Products we DON’T LIKE to use Activated Charcoal in

  • NOT for Bath Bombs!  Seriously beware!  Even adding in some Polysorbate 80 doesn’t help clean your bath!!
  • NOT for Emulsified Scrubs – it always separates and looks ick.
  • NOT for liquid soap and shampoo. This is personal choice but if you want to try this, I recommend a small batch and thorough trials to ensure it works for you!

Prepping Charcoal Powder for Use

I prefer to moisten Activated Charcoal Powder with a little oil, but you can use Glycerine PF if you are putting it into a water based project.

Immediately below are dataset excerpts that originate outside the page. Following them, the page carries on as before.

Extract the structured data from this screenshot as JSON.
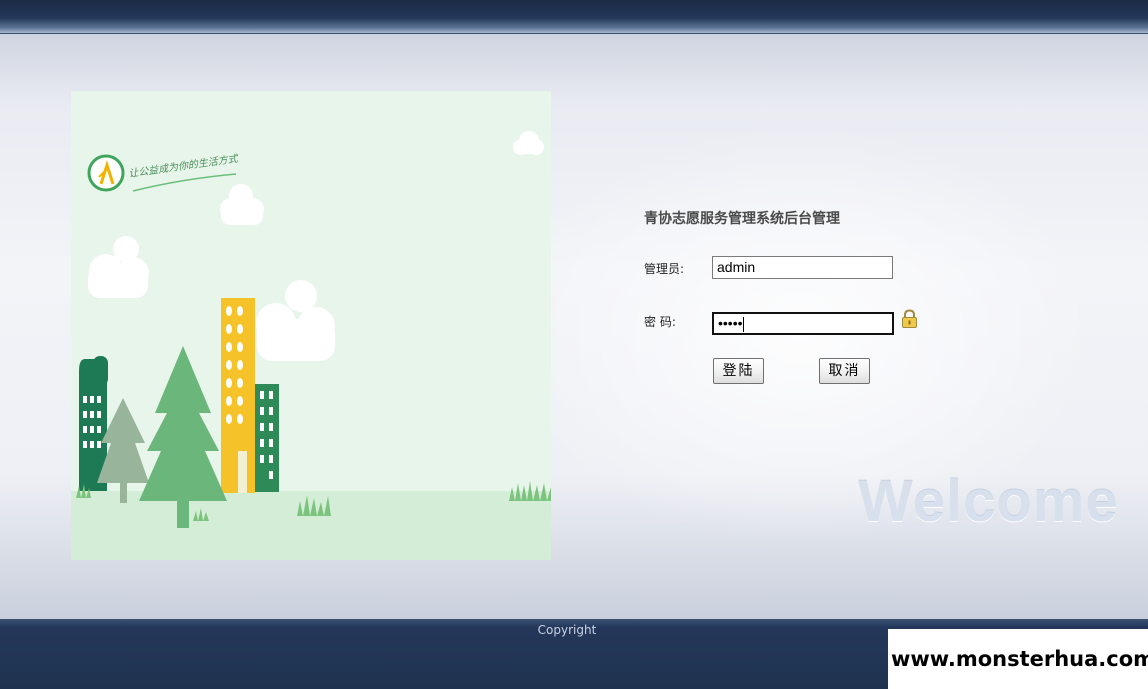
{
  "login": {
    "title": "青协志愿服务管理系统后台管理",
    "admin_label": "管理员:",
    "admin_value": "admin",
    "password_label": "密 码:",
    "password_value": "•••••",
    "login_button": "登陆",
    "cancel_button": "取消"
  },
  "illustration": {
    "slogan": "让公益成为你的生活方式",
    "icons": [
      "logo-badge-icon",
      "cloud-icon",
      "tree-icon",
      "building-icon",
      "grass-icon"
    ]
  },
  "decor": {
    "welcome": "Welcome"
  },
  "footer": {
    "copyright": "Copyright"
  },
  "watermark": {
    "text": "www.monsterhua.com"
  },
  "colors": {
    "header_bg": "#1b2a44",
    "footer_bg": "#1f3350",
    "illustration_bg": "#e7f5ea",
    "tree_green": "#6bb77b",
    "building_yellow": "#f5c22a",
    "building_dark_green": "#1e7a55"
  }
}
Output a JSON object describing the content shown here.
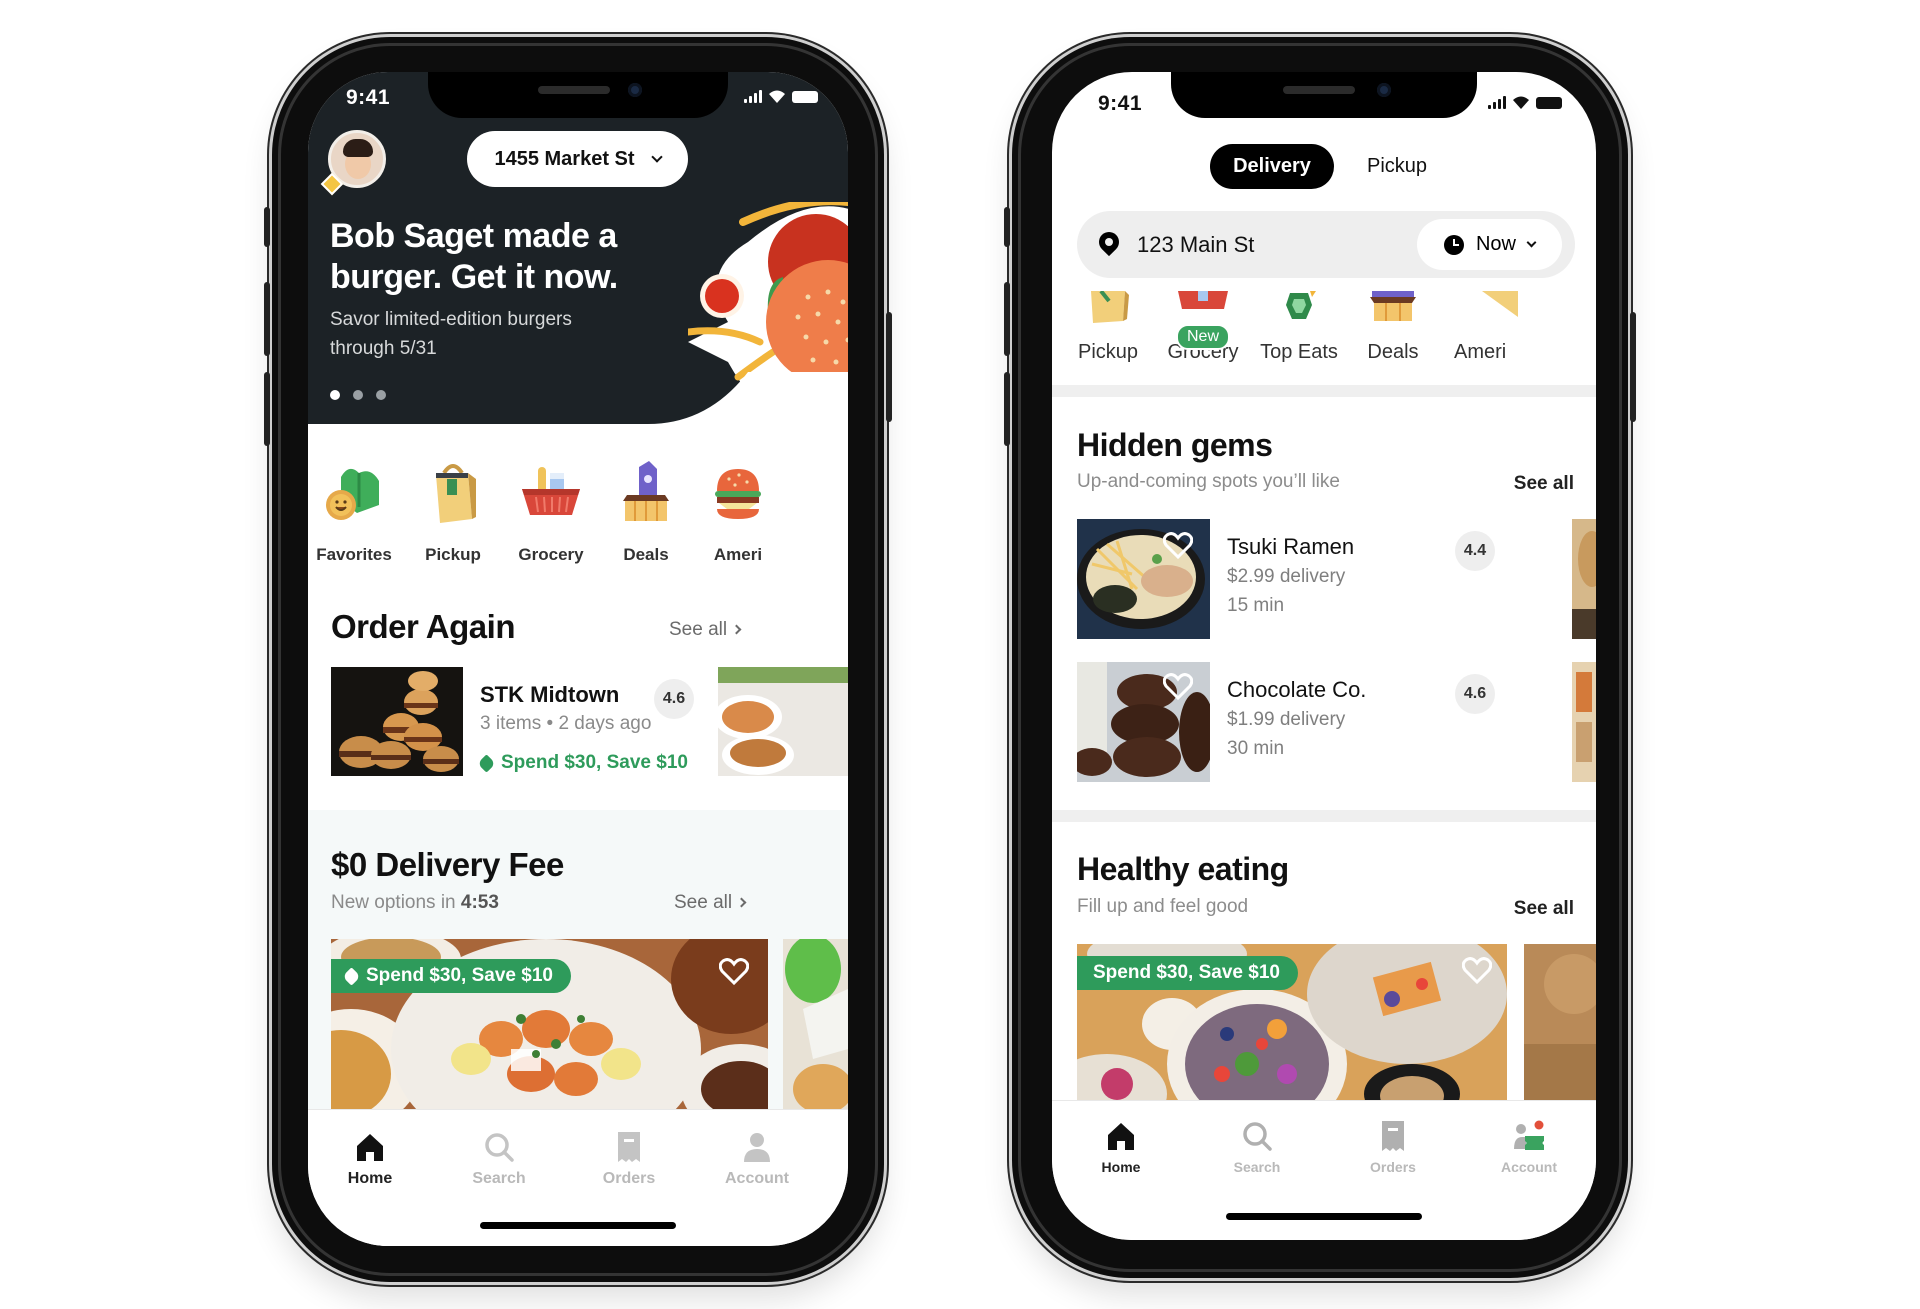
{
  "left_phone": {
    "status": {
      "time": "9:41"
    },
    "header": {
      "address": "1455 Market St"
    },
    "hero": {
      "title": "Bob Saget made a burger. Get it now.",
      "subtitle": "Savor limited-edition burgers through 5/31",
      "carousel_pages": 3,
      "carousel_active": 1
    },
    "categories": [
      {
        "label": "Favorites",
        "icon": "favorites-icon"
      },
      {
        "label": "Pickup",
        "icon": "shopping-bag-icon"
      },
      {
        "label": "Grocery",
        "icon": "grocery-basket-icon"
      },
      {
        "label": "Deals",
        "icon": "deals-tag-icon"
      },
      {
        "label": "Ameri",
        "icon": "burger-icon"
      }
    ],
    "order_again": {
      "title": "Order Again",
      "see_all": "See all",
      "items": [
        {
          "name": "STK Midtown",
          "meta": "3 items • 2 days ago",
          "promo": "Spend $30, Save $10",
          "rating": "4.6"
        }
      ]
    },
    "delivery_fee": {
      "title": "$0 Delivery Fee",
      "subtitle_prefix": "New options in ",
      "countdown": "4:53",
      "see_all": "See all",
      "card": {
        "promo": "Spend $30, Save $10"
      }
    },
    "tabbar": [
      {
        "label": "Home",
        "icon": "home-icon",
        "active": true
      },
      {
        "label": "Search",
        "icon": "search-icon",
        "active": false
      },
      {
        "label": "Orders",
        "icon": "receipt-icon",
        "active": false
      },
      {
        "label": "Account",
        "icon": "person-icon",
        "active": false
      }
    ]
  },
  "right_phone": {
    "status": {
      "time": "9:41"
    },
    "mode_toggle": {
      "selected": "Delivery",
      "other": "Pickup"
    },
    "address_bar": {
      "address": "123 Main St",
      "time_option": "Now"
    },
    "categories": [
      {
        "label": "Pickup",
        "icon": "shopping-bag-icon"
      },
      {
        "label": "Grocery",
        "icon": "grocery-basket-icon",
        "badge": "New"
      },
      {
        "label": "Top Eats",
        "icon": "top-eats-icon"
      },
      {
        "label": "Deals",
        "icon": "deals-tag-icon"
      },
      {
        "label": "Ameri",
        "icon": "burger-icon"
      }
    ],
    "hidden_gems": {
      "title": "Hidden gems",
      "subtitle": "Up-and-coming spots you’ll like",
      "see_all": "See all",
      "items": [
        {
          "name": "Tsuki Ramen",
          "fee": "$2.99 delivery",
          "eta": "15 min",
          "rating": "4.4"
        },
        {
          "name": "Chocolate Co.",
          "fee": "$1.99 delivery",
          "eta": "30 min",
          "rating": "4.6"
        }
      ]
    },
    "healthy_eating": {
      "title": "Healthy eating",
      "subtitle": "Fill up and feel good",
      "see_all": "See all",
      "card": {
        "promo": "Spend $30, Save $10"
      }
    },
    "tabbar": [
      {
        "label": "Home",
        "icon": "home-icon",
        "active": true
      },
      {
        "label": "Search",
        "icon": "search-icon",
        "active": false
      },
      {
        "label": "Orders",
        "icon": "receipt-icon",
        "active": false
      },
      {
        "label": "Account",
        "icon": "account-notification-icon",
        "active": false
      }
    ]
  },
  "colors": {
    "brand_green": "#2e9b5b",
    "hero_dark": "#1c2226",
    "inactive_tab": "#b9b9b9"
  }
}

  • In Melt and Pour Soap I use either Isopropyl Alcohol or Glycerine PF.
  • In Cold Process Soap I tend to use oil
  • For anhydrous products, oil is the way to go!
  • Regular clay masks I use Glycerine PF, and my baggie method.  Trying to use water alone is a mess waiting to happen!  If you have oil in the mask formula, you can of course moisten it with the oil content.
  • For emulsified clay masks – well, I have not had any success in these.  I get separation no matter which method I try, so I have decided for these hand crafted I will not add charcoal.
Cold Process Soap with Charcoal for colour

In both Cold Process Soap and in Melt and Pour, too much Charcoal powder can create grey lather and may stain white facecloths.  If you want to create a dark black soap colour in Cold Process Soap, try using the black as a swirled colour until you have worked out the ratio of charcoal to soap you prefer in your recipe.

Charcoal in Melt and Pour Soap can make clear soap look like coal!

Handling Charcoal Powder

As you can see from this graphic, it’s messy – there is no question at all about it!  When you open the jar or pack, please open with care!  Firstly,  close the windows and door and turn off the fan!  The particles are so light that any draughts will carry the dust around.  I always cover my workspace with some newspaper, it is just so much easier to clean up, even without any accidental spills.  Do handle with care and if you are prone to respiratory issues you can wear a mask if handling it regularly.  Finally, if you are a little bit messy when you work, gloves are a good idea too!